実践指定校実践例 2014年度

歴史学習に新聞を取り入れた授業の実践

千葉市立小中台小学校(ちばしりつこなかだいしょうがっこう)

教科、科目、領域

小学校: 社会
学年 小学 6年
明治の国づくりを進めた人々
新聞への関心を高めながら、自分の意見の根拠に新聞記事を取り入れて発表できる。
1グループで、複数の新聞を数日用意する。
新聞活用学習

1時限目:明治政府が富国強兵を目指し、地租改正、殖産興業、徴兵令の政策を進めたことを理解する。
2時限目:地租改正、殖産興業、徴兵令の政策について、自分が重要だと感じた政策を選び、その理由の根拠をまとめるために、新聞を活用する。
3時限目:それぞれの政策の立場で、根拠を明確にしながらディスカッションを行う。

1~3時

1時限目:明治政府が地租改正、殖産興業、徴兵令の政策を進めたことを理解する。(一斉授業)
・地租改正→日本の国の収入を安定させるため、国民に税金を払わせた。
・殖産興業→工場をつくって、大量生産した製品を外国に売り、収入を増やした。
・徴兵令→日本の軍隊を強くするため、徴兵令を行い、軍備を拡張した。
2時限目:3つの政策について、自分が重要だと感じた政策を選び、その根拠を主張する手段の一つとして、新聞記事を探す。(調べ学習)
現代のニュースでも富国強兵の政策とつなげられそうな記事を選び、自分たちの生活から考えることで、説得力のある意見とする。
・地租改正→税金の重要性に関する記事を使う。または、消費税が上がった現代でも多くの人が嫌がっている記事を見つけ、反論の材料とする。
・殖産興業→工業生産額に関わる記事を使い、現在の生産額は、殖産興業として明治に工場をつくって大量生産をしたことがもとになっていると主張する。
・徴兵令→アメリカ軍に関する記事から軍を持っているとどれだけ国が強いか主張する。また、韓国で徴兵令を嫌がっている記事や、集団的自衛権に関する記事からもし自分だったら嫌であることを反論材料とする。
3時限目:それぞれの政策の立場で、根拠を明確にしながらディスカッションを行う。
新聞記事を見せながら互いにディスカッションし、明治時代の様々な立場の人の思いを感じる。

個人では上手に探せなかったり、考えが偏ったりすることが考えられるため、数人のグループで活動することで、様々な新聞記事を互いに探し、話し合えるようにする。
該当する記事がすぐに見つかるわけではないので、数日間、複数の新聞を用意し、多くの新聞記事を読めるように、教師が準備をする。
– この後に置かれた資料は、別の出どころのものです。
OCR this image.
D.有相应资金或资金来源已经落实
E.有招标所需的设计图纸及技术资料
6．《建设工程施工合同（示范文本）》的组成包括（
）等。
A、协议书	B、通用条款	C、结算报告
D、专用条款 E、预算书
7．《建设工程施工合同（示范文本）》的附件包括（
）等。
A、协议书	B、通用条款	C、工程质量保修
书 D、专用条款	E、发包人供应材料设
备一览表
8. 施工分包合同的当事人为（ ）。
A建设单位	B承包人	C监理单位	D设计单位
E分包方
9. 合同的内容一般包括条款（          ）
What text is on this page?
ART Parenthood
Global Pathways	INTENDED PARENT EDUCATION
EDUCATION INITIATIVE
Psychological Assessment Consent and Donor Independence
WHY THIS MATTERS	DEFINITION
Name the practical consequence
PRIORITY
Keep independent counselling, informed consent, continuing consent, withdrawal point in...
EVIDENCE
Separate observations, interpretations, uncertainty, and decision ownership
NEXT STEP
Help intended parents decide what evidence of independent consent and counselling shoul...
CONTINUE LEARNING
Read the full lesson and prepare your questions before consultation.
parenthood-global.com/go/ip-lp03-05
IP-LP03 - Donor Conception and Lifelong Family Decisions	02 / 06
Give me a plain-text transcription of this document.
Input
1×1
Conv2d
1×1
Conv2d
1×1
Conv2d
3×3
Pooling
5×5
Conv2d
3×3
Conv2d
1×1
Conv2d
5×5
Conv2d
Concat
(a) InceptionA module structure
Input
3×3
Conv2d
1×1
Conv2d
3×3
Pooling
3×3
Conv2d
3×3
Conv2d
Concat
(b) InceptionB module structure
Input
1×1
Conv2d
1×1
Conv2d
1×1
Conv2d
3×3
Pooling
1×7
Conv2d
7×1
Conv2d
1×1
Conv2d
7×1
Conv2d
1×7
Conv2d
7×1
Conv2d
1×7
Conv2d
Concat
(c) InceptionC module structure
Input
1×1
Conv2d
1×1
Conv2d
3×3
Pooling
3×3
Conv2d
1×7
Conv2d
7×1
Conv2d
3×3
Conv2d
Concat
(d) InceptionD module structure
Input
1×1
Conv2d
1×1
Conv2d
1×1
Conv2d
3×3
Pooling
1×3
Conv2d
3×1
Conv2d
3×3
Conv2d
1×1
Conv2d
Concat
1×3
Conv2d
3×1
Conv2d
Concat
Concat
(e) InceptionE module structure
記事を見つけられないことも想定されるので、あらかじめ、教師が記事を探し、見つけられない児童には伝えられるようにする。

家庭で新聞をとっている児童でも、とっていない児童でも、じっくり新聞記事を読むことで、新聞への関心が今までより深まった。また、日本の歴史と現代をつなげて考えられることもできた。ただ、新聞を読むこと自体に慣れていない児童が多く、読むだけで時間がかかってしまったり、飽きてしまったこともあった。

児童にとっては、複数の新聞を読むことはなかなかできない経験であり、新聞社によって、表現に違いがあることに気付くことができた児童もいた。毎日継続して新聞を読むことで、現代のニュースにも関心を高めることができた。
まだ新聞に慣れ親しむことができなかった児童もいたので、活用方法は様々だとしても継続して新聞教育に取り組む必要がある。学級数や児童数が多い学校では、全ての児童に対して、新聞を読ませることが難しい。取り組み方を再考しなければならない。